Chilean Spanish, the Chilean dialect or Chilean castellano has three major influences: the indigenous languages (the Mapuche language and the Quechua of the south), “rioplatense” Spanish and that of the European immigrants of the mid-1800s. The main differences between the Spanish spoken in Chile and other Latin American dialects basically lie in the pronunciation, syntax and vocabulary. It is recognized for having a variety of sounds for each situation and for the conjugation of the second person singular (tú).
• Syntax and grammar:
– Common use of the double direct object. “La fui a verla”.
– Absence of“dequeísmo” (use of “de que”). Generally “queismo” (use of “que”) is used in every case: “Estaba segura que me lo dejé olvidado”.
– Third person possessive. “Nuestro” (“our”) always becomes “de nosotros” (“of us”): “Ese de ahí es el auto de nosotros”.
– Useof the imperative mode with the verb“ir” (“to go”).
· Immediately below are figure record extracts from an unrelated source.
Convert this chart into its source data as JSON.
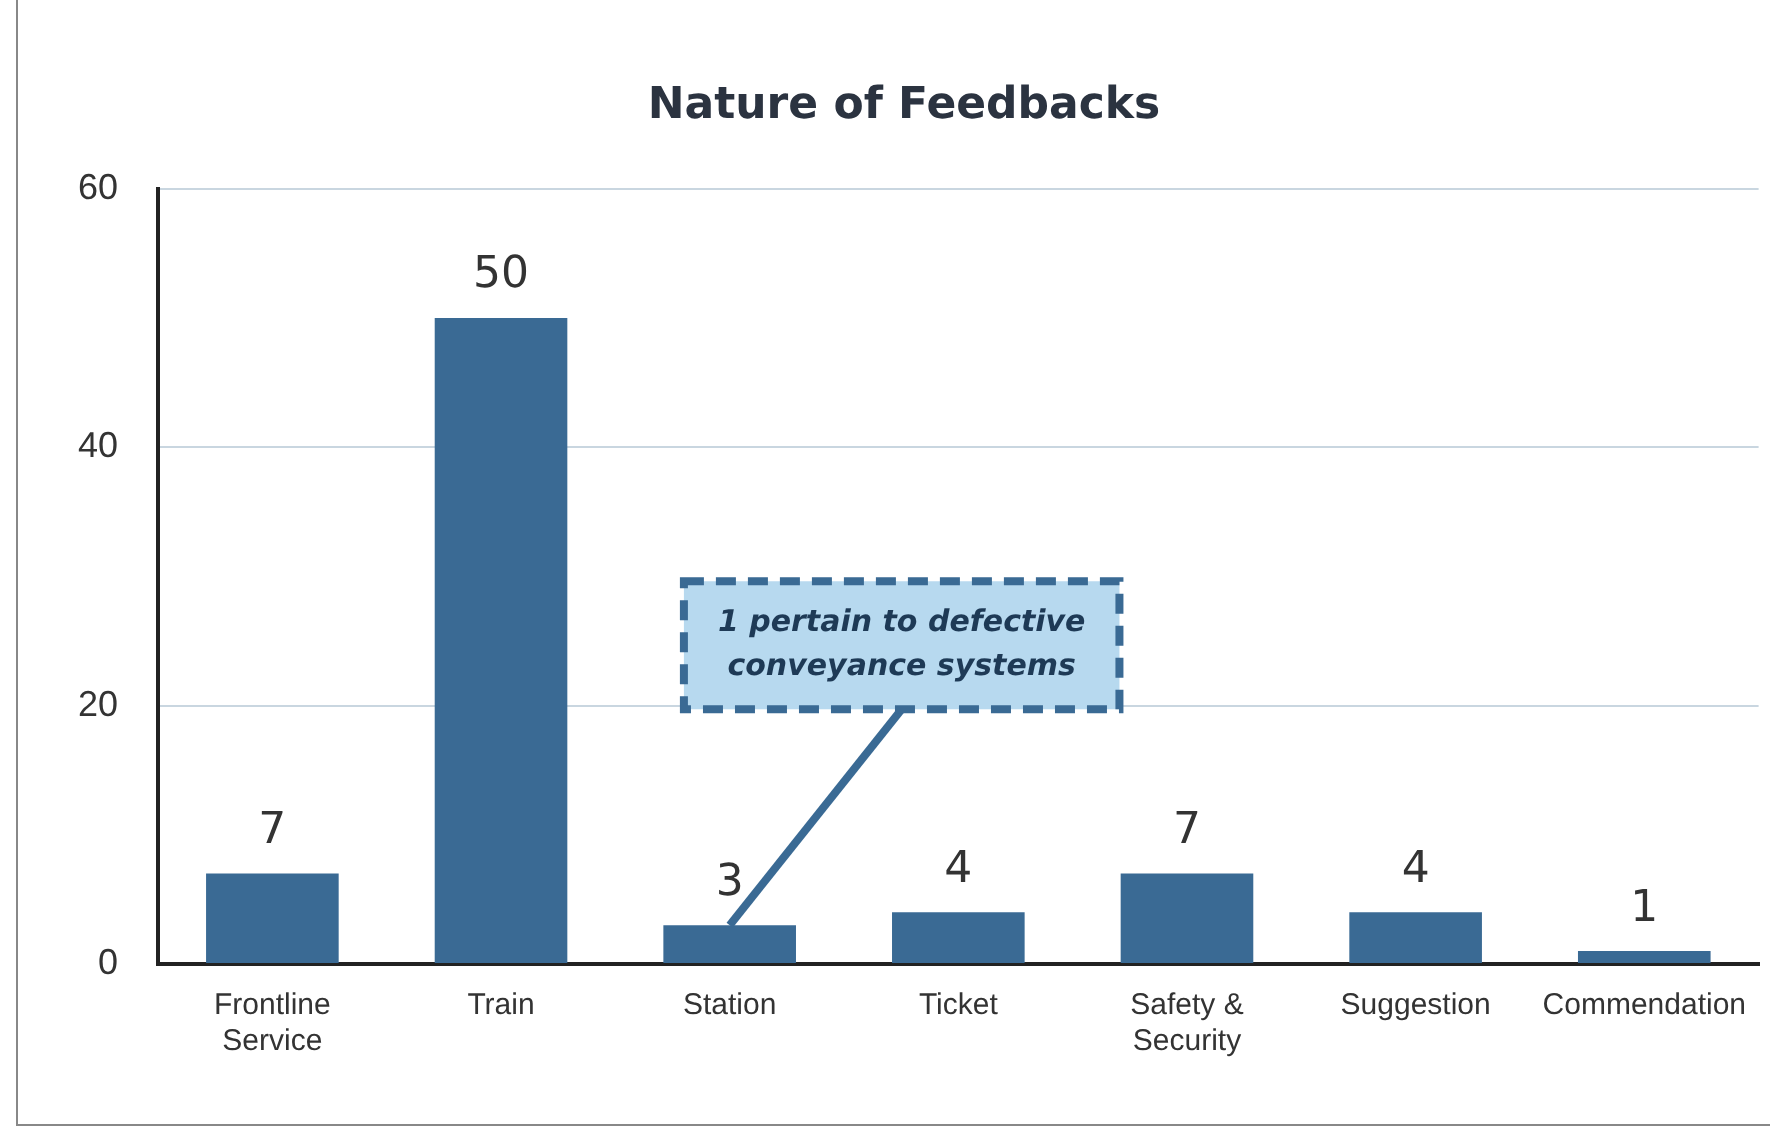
{
  "chart_data": {
    "type": "bar",
    "title": "Nature of Feedbacks",
    "categories": [
      "Frontline Service",
      "Train",
      "Station",
      "Ticket",
      "Safety & Security",
      "Suggestion",
      "Commendation"
    ],
    "values": [
      7,
      50,
      3,
      4,
      7,
      4,
      1
    ],
    "color": "#3a6a94",
    "ylim": [
      0,
      60
    ],
    "yticks": [
      0,
      20,
      40,
      60
    ],
    "grid": "y",
    "data_labels": true,
    "legend": false,
    "annotations": [
      {
        "text": "1 pertain to defective conveyance systems",
        "x": "Station",
        "y": 3
      }
    ]
  }
}
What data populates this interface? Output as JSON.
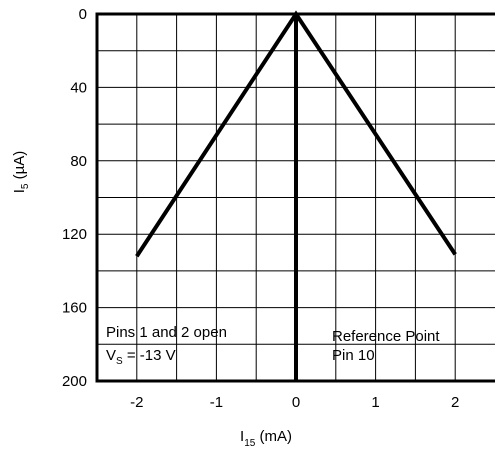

The verb “ir” is conjugated differently: “Ándate y cómprame eso”.
– Proper names preceded by articles. For example, “Juan y María” (“Juan and Maria”) becomes “el Juan y la María” (“the Juan and the Maria”).
• Treatment: pronouns vary according to contextual situations.
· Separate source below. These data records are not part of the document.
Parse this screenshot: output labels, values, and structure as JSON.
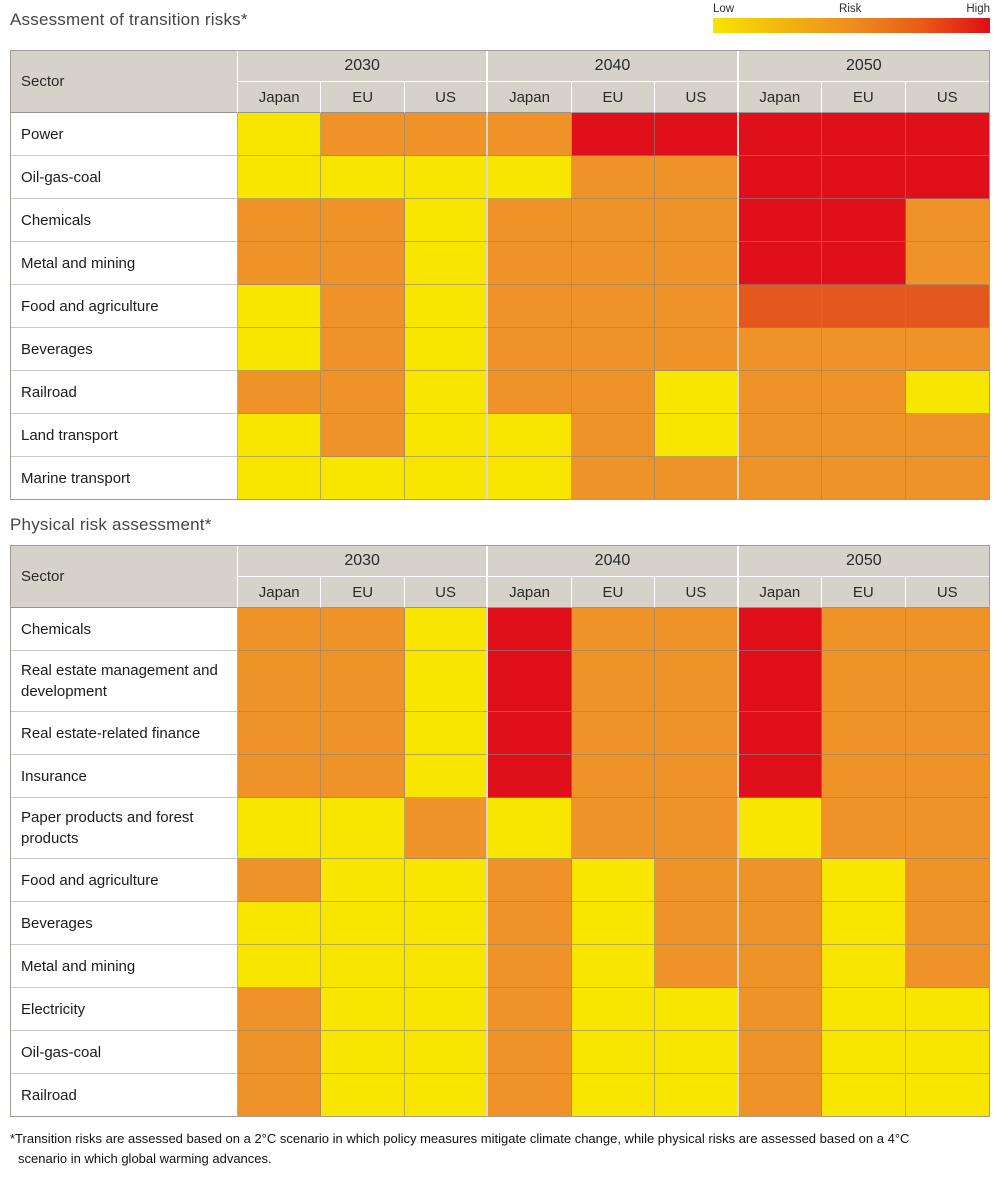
{
  "titles": {
    "table1": "Assessment of transition risks*",
    "table2": "Physical risk assessment*"
  },
  "legend": {
    "low_label": "Low",
    "mid_label": "Risk",
    "high_label": "High",
    "gradient": [
      "#F8E400",
      "#F2B60E",
      "#EE8D1F",
      "#E85C17",
      "#DF0D15"
    ]
  },
  "header": {
    "sector": "Sector",
    "years": [
      "2030",
      "2040",
      "2050"
    ],
    "regions": [
      "Japan",
      "EU",
      "US"
    ]
  },
  "colors": {
    "Y": "#F8E600",
    "O": "#EF9228",
    "D": "#E5581D",
    "R": "#E0101B",
    "header_bg": "#D6D2CA"
  },
  "scale_meaning": {
    "Y": "low",
    "O": "medium",
    "D": "medium-high",
    "R": "high"
  },
  "chart_data": [
    {
      "type": "heatmap",
      "title": "Assessment of transition risks*",
      "columns": [
        "2030 Japan",
        "2030 EU",
        "2030 US",
        "2040 Japan",
        "2040 EU",
        "2040 US",
        "2050 Japan",
        "2050 EU",
        "2050 US"
      ],
      "levels": {
        "Y": "low",
        "O": "medium",
        "D": "medium-high",
        "R": "high"
      },
      "rows": [
        {
          "sector": "Power",
          "cells": [
            "Y",
            "O",
            "O",
            "O",
            "R",
            "R",
            "R",
            "R",
            "R"
          ]
        },
        {
          "sector": "Oil-gas-coal",
          "cells": [
            "Y",
            "Y",
            "Y",
            "Y",
            "O",
            "O",
            "R",
            "R",
            "R"
          ]
        },
        {
          "sector": "Chemicals",
          "cells": [
            "O",
            "O",
            "Y",
            "O",
            "O",
            "O",
            "R",
            "R",
            "O"
          ]
        },
        {
          "sector": "Metal and mining",
          "cells": [
            "O",
            "O",
            "Y",
            "O",
            "O",
            "O",
            "R",
            "R",
            "O"
          ]
        },
        {
          "sector": "Food and agriculture",
          "cells": [
            "Y",
            "O",
            "Y",
            "O",
            "O",
            "O",
            "D",
            "D",
            "D"
          ]
        },
        {
          "sector": "Beverages",
          "cells": [
            "Y",
            "O",
            "Y",
            "O",
            "O",
            "O",
            "O",
            "O",
            "O"
          ]
        },
        {
          "sector": "Railroad",
          "cells": [
            "O",
            "O",
            "Y",
            "O",
            "O",
            "Y",
            "O",
            "O",
            "Y"
          ]
        },
        {
          "sector": "Land transport",
          "cells": [
            "Y",
            "O",
            "Y",
            "Y",
            "O",
            "Y",
            "O",
            "O",
            "O"
          ]
        },
        {
          "sector": "Marine transport",
          "cells": [
            "Y",
            "Y",
            "Y",
            "Y",
            "O",
            "O",
            "O",
            "O",
            "O"
          ]
        }
      ]
    },
    {
      "type": "heatmap",
      "title": "Physical risk assessment*",
      "columns": [
        "2030 Japan",
        "2030 EU",
        "2030 US",
        "2040 Japan",
        "2040 EU",
        "2040 US",
        "2050 Japan",
        "2050 EU",
        "2050 US"
      ],
      "levels": {
        "Y": "low",
        "O": "medium",
        "D": "medium-high",
        "R": "high"
      },
      "rows": [
        {
          "sector": "Chemicals",
          "cells": [
            "O",
            "O",
            "Y",
            "R",
            "O",
            "O",
            "R",
            "O",
            "O"
          ]
        },
        {
          "sector": "Real estate management and development",
          "cells": [
            "O",
            "O",
            "Y",
            "R",
            "O",
            "O",
            "R",
            "O",
            "O"
          ]
        },
        {
          "sector": "Real estate-related finance",
          "cells": [
            "O",
            "O",
            "Y",
            "R",
            "O",
            "O",
            "R",
            "O",
            "O"
          ]
        },
        {
          "sector": "Insurance",
          "cells": [
            "O",
            "O",
            "Y",
            "R",
            "O",
            "O",
            "R",
            "O",
            "O"
          ]
        },
        {
          "sector": "Paper products and forest products",
          "cells": [
            "Y",
            "Y",
            "O",
            "Y",
            "O",
            "O",
            "Y",
            "O",
            "O"
          ]
        },
        {
          "sector": "Food and agriculture",
          "cells": [
            "O",
            "Y",
            "Y",
            "O",
            "Y",
            "O",
            "O",
            "Y",
            "O"
          ]
        },
        {
          "sector": "Beverages",
          "cells": [
            "Y",
            "Y",
            "Y",
            "O",
            "Y",
            "O",
            "O",
            "Y",
            "O"
          ]
        },
        {
          "sector": "Metal and mining",
          "cells": [
            "Y",
            "Y",
            "Y",
            "O",
            "Y",
            "O",
            "O",
            "Y",
            "O"
          ]
        },
        {
          "sector": "Electricity",
          "cells": [
            "O",
            "Y",
            "Y",
            "O",
            "Y",
            "Y",
            "O",
            "Y",
            "Y"
          ]
        },
        {
          "sector": "Oil-gas-coal",
          "cells": [
            "O",
            "Y",
            "Y",
            "O",
            "Y",
            "Y",
            "O",
            "Y",
            "Y"
          ]
        },
        {
          "sector": "Railroad",
          "cells": [
            "O",
            "Y",
            "Y",
            "O",
            "Y",
            "Y",
            "O",
            "Y",
            "Y"
          ]
        }
      ]
    }
  ],
  "footnote": "*Transition risks are assessed based on a 2°C scenario in which policy measures mitigate climate change, while physical risks are assessed based on a 4°C scenario in which global warming advances."
}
1. Usted: in the oral environment, shows distance and respect. Also used in the written environment (business documents).
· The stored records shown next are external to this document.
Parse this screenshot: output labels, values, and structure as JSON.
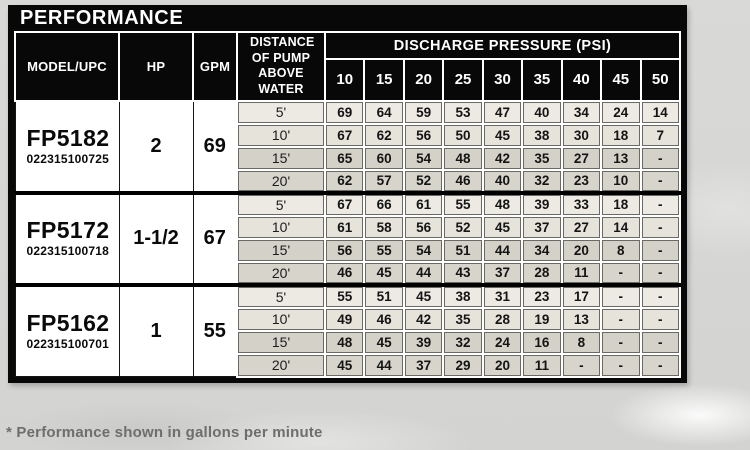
{
  "page": {
    "title": "PERFORMANCE",
    "footnote": "* Performance shown in gallons per minute"
  },
  "table": {
    "columns": {
      "model": "MODEL/UPC",
      "hp": "HP",
      "gpm": "GPM",
      "distance": "DISTANCE OF PUMP ABOVE WATER",
      "discharge": "DISCHARGE PRESSURE (PSI)"
    },
    "psi_headers": [
      "10",
      "15",
      "20",
      "25",
      "30",
      "35",
      "40",
      "45",
      "50"
    ],
    "models": [
      {
        "model": "FP5182",
        "upc": "022315100725",
        "hp": "2",
        "gpm": "69",
        "rows": [
          {
            "distance": "5'",
            "values": [
              "69",
              "64",
              "59",
              "53",
              "47",
              "40",
              "34",
              "24",
              "14"
            ]
          },
          {
            "distance": "10'",
            "values": [
              "67",
              "62",
              "56",
              "50",
              "45",
              "38",
              "30",
              "18",
              "7"
            ]
          },
          {
            "distance": "15'",
            "values": [
              "65",
              "60",
              "54",
              "48",
              "42",
              "35",
              "27",
              "13",
              "-"
            ]
          },
          {
            "distance": "20'",
            "values": [
              "62",
              "57",
              "52",
              "46",
              "40",
              "32",
              "23",
              "10",
              "-"
            ]
          }
        ]
      },
      {
        "model": "FP5172",
        "upc": "022315100718",
        "hp": "1-1/2",
        "gpm": "67",
        "rows": [
          {
            "distance": "5'",
            "values": [
              "67",
              "66",
              "61",
              "55",
              "48",
              "39",
              "33",
              "18",
              "-"
            ]
          },
          {
            "distance": "10'",
            "values": [
              "61",
              "58",
              "56",
              "52",
              "45",
              "37",
              "27",
              "14",
              "-"
            ]
          },
          {
            "distance": "15'",
            "values": [
              "56",
              "55",
              "54",
              "51",
              "44",
              "34",
              "20",
              "8",
              "-"
            ]
          },
          {
            "distance": "20'",
            "values": [
              "46",
              "45",
              "44",
              "43",
              "37",
              "28",
              "11",
              "-",
              "-"
            ]
          }
        ]
      },
      {
        "model": "FP5162",
        "upc": "022315100701",
        "hp": "1",
        "gpm": "55",
        "rows": [
          {
            "distance": "5'",
            "values": [
              "55",
              "51",
              "45",
              "38",
              "31",
              "23",
              "17",
              "-",
              "-"
            ]
          },
          {
            "distance": "10'",
            "values": [
              "49",
              "46",
              "42",
              "35",
              "28",
              "19",
              "13",
              "-",
              "-"
            ]
          },
          {
            "distance": "15'",
            "values": [
              "48",
              "45",
              "39",
              "32",
              "24",
              "16",
              "8",
              "-",
              "-"
            ]
          },
          {
            "distance": "20'",
            "values": [
              "45",
              "44",
              "37",
              "29",
              "20",
              "11",
              "-",
              "-",
              "-"
            ]
          }
        ]
      }
    ]
  },
  "colors": {
    "header_bg": "#080808",
    "header_text": "#ffffff",
    "left_cell_bg": "#ffffff",
    "row_light": "#eae7e0",
    "row_dark": "#d5d2c9",
    "block_separator": "#000000",
    "page_bg": "#d6d6d4",
    "footnote_text": "#6e6e6e"
  }
}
2. Tú: “tuteo” (the use of “tu”) is the most common form of address.
3. Vos: the use of “vos” differsfrom that of other countries such as Argentina, Uruguay and Colombia: here, the use of the pronoun “vos” can show contempt; the spoken situation, in this case, is extremely colloquial.
• Lexis: some examples.
– al tiro: right now
– andar pato: to be broke
– ¿cachai?: ¿do you understand?
– chutear: to shoot (football)
– denante: a while ago
– guagua: baby, small child
– nanay: to caress with the aim of relieving pain
– pololo: boyfriend
– trome: metro (transport)
With this type of colorful Spanish we have to familiarize ourselves with the uses, customs, spoken contexts, broad lexical variations and the differences in syntax and grammar. The key to successfully translating to or from Chilean Spanish is … location, location, location.